All before considering the backdrop that modern Ainu representation and existence is still defined less by self-determination and instead by the political institutions forced upon them and the economies of a country that continues to exoticize and ogle without true respect. As AINU MOSIR showed, many face a forced reality of selling their culture to avoid poverty, watering down its intent and assimilating into a capitalist modern society that in the same breath as it feigns a gawking intrigue will deny them representation in stories that discuss their heritage.
These are topics that get brought up in interviews with particularly older Ainu people like Shige and his parents and others within the community. But more than that, and perhaps more welcoming as it allows us to see a side of Ainu life beyond this, our focus is instead on the customs and life and families that continue to exist. The most touching scenes are those where we see Shige teaching his son what he has learned in his own repatriation, or how the entire community comes together to organize some of the dances and ceremonies the people have participated in for centuries.
It puts a face beyond the exoticism often tinging these discussions. We’re simply a part of this group. It’s a delicate balance that Fukunaga has earned the trust to express, capturing the lives of people he spoke to during the production of AINU MOSIR. As we weave between the mature discussions of what it takes to preserve Ainu life in a modern Japan where the colonial history makes modern Ainu culture impossible to untangle from Japanese influence, this is a documentary that succeeds because it’s not trying to solve all of this in the span of 80 minutes.
This is a movie to appreciate the beauty of the Hokkaido landscape and the people who have always been here, captured beautiful by Fukunaga’s small crew and through Erik Shirai’s cinematographic eye for detail and wonder. These people are shown not fighting but thriving, experiencing joy. It could be argued such an approach lacks substance when we spend significant time watching people learn a dance for a ceremony or organize bringing people together than learning the stories behind it, but I found it just as important, understanding much about the importance of these traditions and what they mean.

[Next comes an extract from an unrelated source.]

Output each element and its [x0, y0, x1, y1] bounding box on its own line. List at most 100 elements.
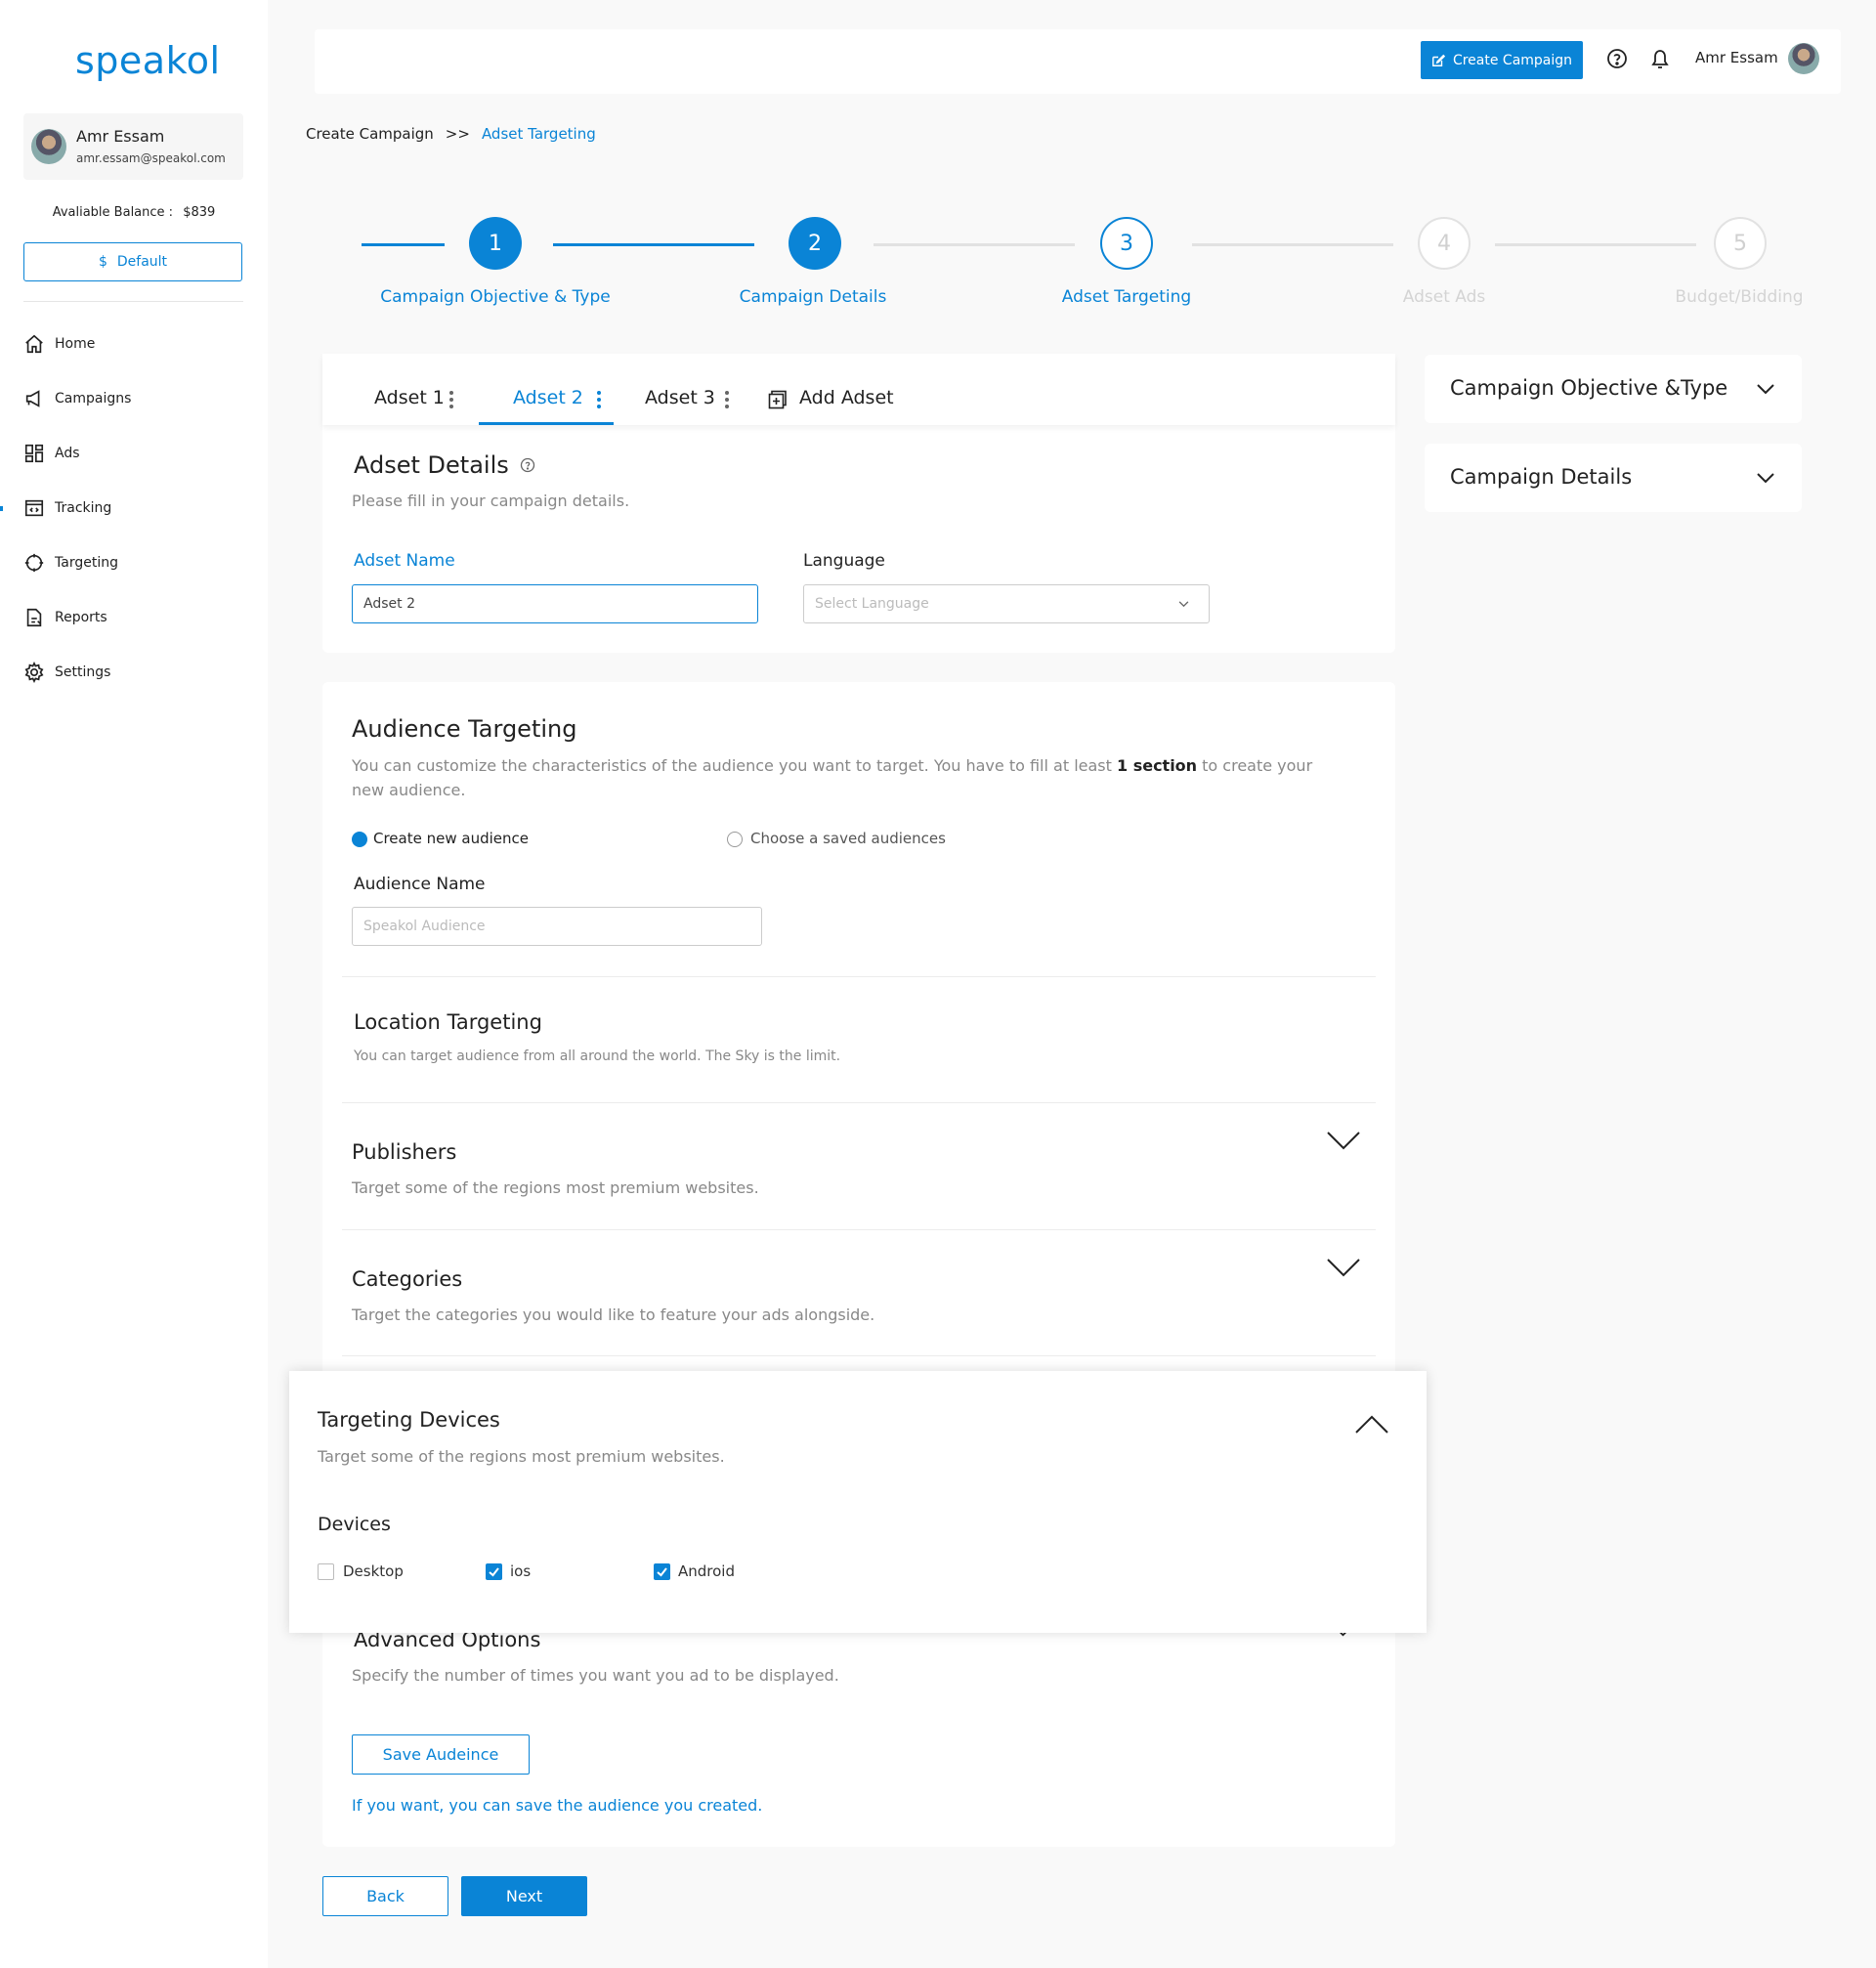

Most of all, I felt like I knew these people. For many Japanese audiences, even as laws are passed to mixed results to address long-rooted discriminations, don’t know Ainu people, and don’t care when controversies like that of Ainu representation mentioned earlier are discussed. By the end, as we return to the intimacy of father and son that opened the film, they’re a familiar face. It’s warm. We know them now. That’s important. That’s good.